After helping with the triage, Mr. Hernández said he was called over by an immigration official to treat a migrant who had tried to flee into a nearby house but had begun feeling ill.
Two other young migrants had tried to flee the scene toward a nearby river, one of them with a cut on his head.
“He was scared,” Mr. Hernández said. “He thought we were with the government.”
He also recalled seeing a young mother with her infant son sitting by the roadside, blood streaming from a head wound. The baby, who survived, was the only infant on the truck, according to Mr. Hernández.
Nearby residents offered support, he said, bringing supplies like cotton balls and alcohol to help the paramedics treat the wounded.
“It was a tragic incident,” Mr. Hernández said. “The people were trying to get to the United States for a better life.”
Heavily armed National Guard troops surrounded the crash site, the twisted debris from the upturned truck and the bodies of victims long removed. The only telltale signs of the previous day were red streaks of dried blood on the road and a makeshift memorial of candles and fruit.
“It’s a feeling of deep sadness just to think of how many families were destroyed, torn apart,” said Giovanni Lepri, representative of the United Nations refugee agency in Mexico. At the same time, he said, “it’s horrifying to think that 54 people or more had to unfortunately die to give this much visibility to something that is happening every day.”
The crash caused the worst known single-day death toll for migrants in Mexico since the 2010 massacre of 72 migrants by the Zetas drug cartel in the northern state of Tamaulipas.
The severity may have political implications, underscoring the desperate and dangerous measures migrants are taking, even as governments in both Mexico and the United States attempt to stop the flow northward.
The U.S. government has in recent years implemented a series of policies taking a harsher approach to deterring migrants. Officials in the Biden administration have repeatedly and explicitly told them not to come.
“I am saddened to see the tragic loss of life and injuries of migrants traveling in Chiapas,” said U.S. ambassador Ken Salazar on Twitter on Thursday night. “Human smugglers disregard human life for their own profit. Please don’t risk your lives to migrate irregularly.”
Under former President Donald J. Trump, Washington began immediately returning many detained migrants under an obscure health code known as Title 42, while also forcing asylum seekers to wait in Mexico for their cases to be decided in U.S. courts, a program known as Remain in Mexico. Both policies have been continued under the Biden administration.

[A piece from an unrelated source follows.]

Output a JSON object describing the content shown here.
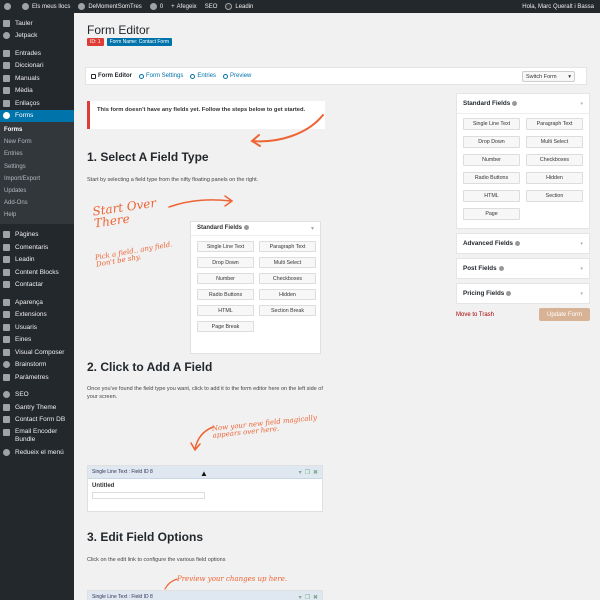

The U.S. government also has increasingly relied on Mexico to detain and deport migrants. As of October, the Mexican authorities had detained more than 220,000 undocumented migrants this year, the highest number on record.
The efforts from both sides of the border have had some impact: apprehensions at Mexico’s northern border, which reached a record high earlier this year, have begun tapering off.
However, as governments ramp up deterrence efforts, migrants have sought out increasingly dangerous means to evade the checkpoints set up by Mexican officials, paying smugglers steep prices to be crammed inside trucks and trailers and gain a greater possibility of avoiding detection.
This year has already been the deadliest for migrants at the U.S. border since 2014, according to the International Organization for Migration, which said this week that 650 people had died trying to cross so far in 2021 — the highest toll since the I.O.M. began keeping records.